What is the role of a Business Development manager in a University Physics department?

"Business development is a term that often can be quite unclear and change in meaning, depending on who you are talking to. Almost everyone is familiar with the basic functions of different teams across an organisation – sales, engineering, finance, operations etc. However, when it comes to “Business Development” there is a level of ambiguity surrounding the true meaning of the term and what responsibilities individuals with the title have.

Business Development managers in the university mainly work within departments, faculties or technology transfer offices. My job often concentrates on the management and exploitation of intellectual property as a result of the research that is undertaken by academic staff. I provide the link between the academics and industry and help identify and exploit some of the research outputs that could be applied to solve real world problems; whether that is for companies or for societal and environmental needs.

In my role it is also important to recognise that working with external organisations is a two-way process; in my area of work we call it ‘knowledge exchange’. On the one hand I disseminate our academic researchers’ own knowledge to these organisations which can provide them with new ideas, knowhow which can influence their current thinking and the way they do things. On the other hand, I obtain new knowledge from them; industry has a good knowledge of users’ needs and also has an excellent knowledge of the economy, the market i.e. what sells, what doesn’t sell; what is expensive, where savings can be made, where technology improvements are needed and what will be needed in the future in terms of new products, technologies and services.

In my role as a Business Development manager, I work with researchers to help them develop relationships with businesses and other external organisations e.g. the NHS. I also match opportunities for collaboration with the appropriate type of funding. Unlike working within a commercial business where the investment for R&D will mainly come from internal resources, in universities funding is competitive and comes from multiple external sources, such as government research councils, EU programmes or directly from businesses."

What in your view are the key challenges when forming university-industry collaborations?

"Business Development managers in universities can face many challenges in their role to make academic research have as large an impact as possible. From my own experience, in order to make this happen, I need to find the most promising research from academics to engage industry with. Added to that, I also need to identify not “only” relevant companies, but the right people within those companies to make contact with. This is not always an easy task when I may have never met or talked to the person I would like to contact.
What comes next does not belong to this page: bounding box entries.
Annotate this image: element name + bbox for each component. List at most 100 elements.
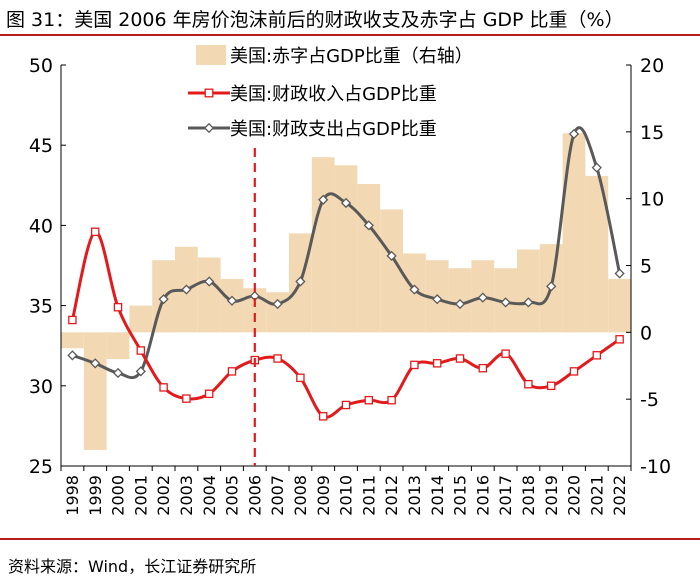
revenue-point-2014: [432, 359, 442, 368]
chart-title: 图 31：美国 2006 年房价泡沫前后的财政收支及赤字占 GDP 比重（%）: [6, 9, 624, 31]
footer-rule: [0, 538, 700, 540]
right-tick-label-15: 15: [640, 122, 664, 144]
x-tick-label-2000: 2000: [109, 475, 128, 516]
expenditure-point-2009: [318, 194, 329, 205]
expenditure-point-2015: [454, 298, 466, 310]
x-tick-label-2020: 2020: [565, 475, 584, 516]
expenditure-point-2002: [158, 294, 169, 305]
title-rule: [0, 34, 700, 36]
left-tick-label-40: 40: [29, 215, 53, 237]
x-tick-label-2021: 2021: [587, 475, 606, 516]
deficit-bar-2007: [266, 292, 289, 333]
x-tick-label-2016: 2016: [473, 475, 492, 516]
deficit-bar-2000: [106, 332, 130, 359]
x-tick-label-2002: 2002: [154, 475, 173, 516]
right-tick-label--10: -10: [640, 456, 671, 478]
x-tick-label-2019: 2019: [542, 475, 561, 516]
revenue-point-2015: [455, 354, 465, 363]
left-tick-label-45: 45: [29, 135, 53, 157]
expenditure-point-2001: [135, 366, 146, 377]
legend-swatch-revenue-marker: [204, 88, 214, 98]
revenue-point-1998: [68, 315, 77, 325]
revenue-point-2018: [524, 379, 533, 389]
expenditure-point-2011: [363, 220, 374, 231]
revenue-point-2002: [159, 383, 168, 392]
x-tick-label-2011: 2011: [359, 475, 378, 516]
expenditure-point-2010: [340, 197, 352, 209]
revenue-point-2011: [364, 395, 374, 405]
revenue-point-2007: [273, 354, 282, 363]
x-tick-label-2022: 2022: [610, 475, 629, 516]
right-tick-label-10: 10: [640, 189, 664, 211]
x-tick-label-2007: 2007: [268, 475, 287, 516]
expenditure-point-2018: [523, 297, 534, 308]
deficit-bar-2021: [585, 175, 609, 333]
expenditure-point-2008: [295, 276, 306, 287]
deficit-bar-2010: [334, 165, 358, 333]
deficit-bar-1998: [61, 332, 84, 349]
deficit-bar-2001: [129, 305, 153, 333]
revenue-point-2017: [501, 349, 510, 358]
left-tick-label-25: 25: [29, 456, 53, 478]
deficit-bar-2020: [562, 133, 586, 333]
left-tick-label-50: 50: [29, 55, 53, 77]
right-tick-label-5: 5: [640, 256, 652, 278]
revenue-point-2022: [615, 335, 624, 344]
x-tick-label-2013: 2013: [405, 475, 424, 516]
revenue-point-2008: [296, 373, 305, 383]
expenditure-point-2012: [386, 250, 397, 261]
revenue-point-1999: [90, 227, 100, 237]
deficit-bar-2009: [311, 157, 335, 333]
expenditure-point-1999: [90, 358, 101, 369]
revenue-point-2021: [592, 351, 602, 360]
expenditure-point-2019: [546, 281, 557, 292]
expenditure-point-2005: [226, 295, 238, 306]
expenditure-point-2013: [409, 284, 420, 295]
revenue-point-2012: [387, 395, 396, 405]
x-tick-label-2004: 2004: [200, 475, 219, 516]
deficit-bar-2012: [380, 209, 403, 333]
expenditure-point-2022: [614, 268, 625, 279]
x-tick-label-2014: 2014: [428, 475, 447, 516]
legend-swatch-deficit: [196, 45, 226, 65]
legend-label-expenditure: 美国:财政支出占GDP比重: [230, 119, 437, 140]
revenue-point-2010: [341, 400, 351, 410]
revenue-point-2000: [113, 302, 123, 312]
x-tick-label-2005: 2005: [223, 475, 242, 516]
expenditure-point-2003: [181, 284, 192, 295]
right-tick-label-0: 0: [640, 322, 652, 344]
expenditure-point-2000: [112, 367, 124, 379]
right-tick-label-20: 20: [640, 55, 664, 77]
x-tick-label-1999: 1999: [86, 475, 105, 516]
revenue-point-2019: [546, 381, 556, 391]
x-tick-label-2006: 2006: [245, 475, 264, 516]
expenditure-point-2004: [204, 276, 215, 287]
legend-label-revenue: 美国:财政收入占GDP比重: [230, 84, 437, 105]
revenue-point-2013: [410, 360, 419, 370]
x-tick-label-2010: 2010: [337, 475, 356, 516]
revenue-point-2009: [318, 412, 328, 421]
revenue-point-2001: [136, 346, 146, 355]
revenue-point-2003: [182, 394, 191, 403]
expenditure-point-2021: [591, 162, 602, 173]
x-tick-label-2012: 2012: [382, 475, 401, 516]
x-tick-label-2003: 2003: [177, 475, 196, 516]
expenditure-point-1998: [67, 350, 78, 361]
x-tick-label-1998: 1998: [63, 475, 82, 516]
x-tick-label-2015: 2015: [451, 475, 470, 516]
expenditure-point-2014: [432, 294, 443, 305]
source-note: 资料来源：Wind，长江证券研究所: [8, 557, 257, 576]
x-tick-label-2018: 2018: [519, 475, 538, 516]
revenue-point-2005: [227, 367, 237, 376]
revenue-point-2016: [478, 363, 488, 373]
legend-swatch-expenditure-marker: [203, 122, 215, 134]
revenue-point-2004: [204, 389, 214, 399]
left-tick-label-35: 35: [29, 296, 53, 318]
left-tick-label-30: 30: [29, 376, 53, 398]
deficit-bar-2011: [357, 184, 381, 333]
expenditure-point-2007: [272, 298, 283, 310]
expenditure-point-2020: [568, 128, 580, 140]
x-tick-label-2017: 2017: [496, 475, 515, 516]
revenue-point-2020: [569, 367, 579, 376]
This is where face-to-face networking becomes important and where personal recommendations by other contacts are vital."

How can companies work with the QUASAR Group?

"There are various ways companies can work with us. They can propose and sponsor individual PhD projects or offer placements to PhD students as part of their study. Companies can also work with us to access the right research expertise and collaborate on research projects. As a Business Development manager, I act as the broker between my group and the Department of Physics more widely, and companies. I also assist in identifying the most appropriate funding mechanism to suit the type and needs of joint collaborative projects. We have been working with companies in small proof of concept projects and also as part of consortia in very large collaborative research projects. We have also organised special workshops that have brought together our experts with companies from the UK and across the EU in areas such as detectors, cryogenics or healthcare instrumentation. These workshops have provided an excellent basis for follow-on discussions and joint projects."